Life can be so tiring, especially when you work yourself into a fever of aspiration, sprinting full tilt towards a nebulous destination that you imbue as finality, but there is no end to any of it. Life continues moving and flowing and we are so prone to becoming lost in ourselves, forgetting about the people we love while stuck in our own misery, unable to move forward until we stop moving for long enough to make meaningful change. Through all the muted sorrow of Inside Llewyn Davis there are brief glimmers of escape, liminal moments where the world beyond this purgatory of melancholy shines through. There’s a better world out there for Llewyn, and there’s a better world out there for all of us.
The Young Girls of Rochefort

The melancholic romance of life in motion on pastel-tinted celluloid, a longing for something better and the pursuit of the ineffable ideal that consumes us. Light and effervescent like a summer sea breeze but infused with vibrant energetic magic and boundless optimism, a spark present behind every somber glance that believes fully in the wonder of it all. Jacques Demy’s steadfast belief that there will always be beauty in music and motion despite all of life’s frustrations. We are prone to chasing constructed fantasies and false ideals while the joys of sight and sound and love surround us, losing sight of simplicity in the midst of it all, but there’s even a beauty in the search, in the aimless wandering.
There’s a belief in the rhythm of everything in Demy’s work, that every movement is a part of something more grand, always spiraling outwards in every direction. An endlessly colorful expression of what it means to be human and to desire, how it drives us and moves us. It is a film with such adoration for all of its characters, such hope for them to find what they seek, knowing they may not all find it just yet but also knowing that is part of it, that life is full of those little ebbs and flows. Few things are more delightful than Demy’s musical evocations of life, but The Young Girls of Rochefort is in a tier above the rest, a beautifully expressive dance of existence slowly fading into the warm summer air.
Alien

It’s always been Alien and it always will be Alien. Captivated from the moment the hypersleep pods open into still air like a blossoming flower until the moment Lieutenant Ellen Ripley records the final message of the USCSS Nostromo, drifting back towards home. A defining film for science fiction, for horror, and for myself, so enthralling in its atmospheric rip and tear through the industrial crew of the ship as they desperately fight for their lives.
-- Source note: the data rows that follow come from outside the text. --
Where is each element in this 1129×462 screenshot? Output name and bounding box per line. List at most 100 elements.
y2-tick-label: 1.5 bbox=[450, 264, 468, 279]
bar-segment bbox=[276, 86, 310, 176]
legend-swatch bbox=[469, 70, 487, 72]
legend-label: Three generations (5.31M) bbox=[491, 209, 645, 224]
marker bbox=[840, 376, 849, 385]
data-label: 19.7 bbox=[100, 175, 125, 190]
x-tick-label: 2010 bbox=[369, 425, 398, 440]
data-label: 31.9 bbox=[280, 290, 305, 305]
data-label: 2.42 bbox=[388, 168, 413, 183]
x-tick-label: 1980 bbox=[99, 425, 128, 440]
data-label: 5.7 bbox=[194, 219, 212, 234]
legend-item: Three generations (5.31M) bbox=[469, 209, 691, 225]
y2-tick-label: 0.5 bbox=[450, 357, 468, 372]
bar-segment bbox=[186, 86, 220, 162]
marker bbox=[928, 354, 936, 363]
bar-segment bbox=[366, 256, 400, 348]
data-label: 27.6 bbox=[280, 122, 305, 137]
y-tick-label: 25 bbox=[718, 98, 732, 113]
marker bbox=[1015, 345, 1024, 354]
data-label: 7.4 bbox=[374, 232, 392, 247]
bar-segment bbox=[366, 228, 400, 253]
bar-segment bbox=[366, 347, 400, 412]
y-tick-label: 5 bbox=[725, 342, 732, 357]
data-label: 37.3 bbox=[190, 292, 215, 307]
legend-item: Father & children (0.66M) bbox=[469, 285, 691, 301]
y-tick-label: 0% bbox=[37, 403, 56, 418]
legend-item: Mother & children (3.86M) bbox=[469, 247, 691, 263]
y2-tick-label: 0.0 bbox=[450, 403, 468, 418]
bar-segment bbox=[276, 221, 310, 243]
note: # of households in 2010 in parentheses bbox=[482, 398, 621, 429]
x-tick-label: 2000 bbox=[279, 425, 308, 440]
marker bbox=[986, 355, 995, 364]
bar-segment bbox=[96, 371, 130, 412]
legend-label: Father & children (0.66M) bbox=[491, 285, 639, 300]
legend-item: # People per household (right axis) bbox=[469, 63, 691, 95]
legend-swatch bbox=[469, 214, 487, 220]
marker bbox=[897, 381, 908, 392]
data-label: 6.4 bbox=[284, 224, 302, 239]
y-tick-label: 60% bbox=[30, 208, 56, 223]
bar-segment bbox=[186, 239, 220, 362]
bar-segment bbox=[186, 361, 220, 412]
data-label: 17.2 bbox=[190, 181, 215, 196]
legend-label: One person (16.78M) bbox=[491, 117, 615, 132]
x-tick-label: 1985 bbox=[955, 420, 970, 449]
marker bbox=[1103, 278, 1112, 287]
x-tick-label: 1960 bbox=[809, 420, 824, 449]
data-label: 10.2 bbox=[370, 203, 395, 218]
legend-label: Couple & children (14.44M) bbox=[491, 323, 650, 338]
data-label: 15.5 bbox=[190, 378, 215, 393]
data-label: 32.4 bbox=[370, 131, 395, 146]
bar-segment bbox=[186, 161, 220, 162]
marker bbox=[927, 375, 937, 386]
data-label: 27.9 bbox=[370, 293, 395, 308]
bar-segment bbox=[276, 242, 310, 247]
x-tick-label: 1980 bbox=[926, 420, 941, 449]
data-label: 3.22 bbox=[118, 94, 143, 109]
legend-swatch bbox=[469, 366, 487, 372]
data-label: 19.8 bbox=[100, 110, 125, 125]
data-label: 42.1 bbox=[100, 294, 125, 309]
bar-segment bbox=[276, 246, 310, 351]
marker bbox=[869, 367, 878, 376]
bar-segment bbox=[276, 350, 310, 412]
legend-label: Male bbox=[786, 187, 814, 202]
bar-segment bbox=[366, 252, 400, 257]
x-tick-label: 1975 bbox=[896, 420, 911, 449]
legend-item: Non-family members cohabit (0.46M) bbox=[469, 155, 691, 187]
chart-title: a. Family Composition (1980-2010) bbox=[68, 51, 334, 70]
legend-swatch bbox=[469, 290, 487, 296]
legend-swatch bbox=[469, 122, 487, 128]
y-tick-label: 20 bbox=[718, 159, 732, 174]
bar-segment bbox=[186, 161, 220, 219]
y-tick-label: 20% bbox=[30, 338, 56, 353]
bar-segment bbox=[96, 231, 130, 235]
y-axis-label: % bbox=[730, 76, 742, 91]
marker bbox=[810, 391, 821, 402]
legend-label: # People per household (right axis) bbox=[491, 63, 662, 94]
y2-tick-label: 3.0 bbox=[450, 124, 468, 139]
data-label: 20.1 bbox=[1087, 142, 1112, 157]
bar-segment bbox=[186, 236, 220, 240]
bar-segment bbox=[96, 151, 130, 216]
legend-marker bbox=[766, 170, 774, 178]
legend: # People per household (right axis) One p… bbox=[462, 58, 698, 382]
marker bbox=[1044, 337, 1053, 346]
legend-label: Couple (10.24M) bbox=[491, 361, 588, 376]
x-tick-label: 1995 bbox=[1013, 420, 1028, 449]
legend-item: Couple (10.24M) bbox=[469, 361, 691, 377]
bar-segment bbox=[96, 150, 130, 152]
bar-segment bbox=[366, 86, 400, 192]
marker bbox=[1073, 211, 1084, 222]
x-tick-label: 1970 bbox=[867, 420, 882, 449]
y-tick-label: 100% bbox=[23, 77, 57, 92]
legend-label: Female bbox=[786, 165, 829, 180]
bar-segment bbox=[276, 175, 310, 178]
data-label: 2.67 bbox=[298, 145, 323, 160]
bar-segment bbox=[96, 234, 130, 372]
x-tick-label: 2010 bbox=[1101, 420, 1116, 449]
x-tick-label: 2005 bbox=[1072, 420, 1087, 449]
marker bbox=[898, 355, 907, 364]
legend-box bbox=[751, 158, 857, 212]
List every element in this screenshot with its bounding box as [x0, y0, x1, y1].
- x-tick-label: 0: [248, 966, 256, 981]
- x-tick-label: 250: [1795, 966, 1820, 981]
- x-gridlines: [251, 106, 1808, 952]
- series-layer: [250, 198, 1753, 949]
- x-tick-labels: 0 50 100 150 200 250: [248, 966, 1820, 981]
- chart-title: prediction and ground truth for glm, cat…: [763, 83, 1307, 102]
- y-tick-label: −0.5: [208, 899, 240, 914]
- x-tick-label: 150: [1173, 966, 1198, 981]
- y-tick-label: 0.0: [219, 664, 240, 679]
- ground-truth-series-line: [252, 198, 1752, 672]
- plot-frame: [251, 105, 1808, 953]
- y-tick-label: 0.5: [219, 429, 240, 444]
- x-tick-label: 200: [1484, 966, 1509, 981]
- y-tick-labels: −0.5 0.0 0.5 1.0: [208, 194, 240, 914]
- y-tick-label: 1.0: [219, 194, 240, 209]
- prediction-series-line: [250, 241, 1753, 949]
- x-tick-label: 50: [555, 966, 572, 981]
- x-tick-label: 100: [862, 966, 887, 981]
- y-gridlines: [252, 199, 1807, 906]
The destructive force of the complete unknown, the hateful terror of familiar greed, lives suddenly secondary to corporate interest as you are cast aside in favor of discovery and weaponization, all of it under a blanket of persistent sexual dread as fear is deconstructed by an exoskeletal vision of violence.
It’s all so immaculately crafted, each corner of every frame precision perfection by way of its structure and design, the ship a beautifully mapped and constructed being that exudes as much extant energy as its inhabitants, familiar cold industrialism slowly supplanted by the grotesque organic design of the Xenomorph ship and the foggy planet it sits on. It’s stunning every time: every moment of discovery, terror, and realization, every blip and whir of the analog machinery on board, every image of H.R. Giger’s terrifying vision and every moment of survivalist rage from the crew desperate to make it home. Alien is cinema, and cinema is home.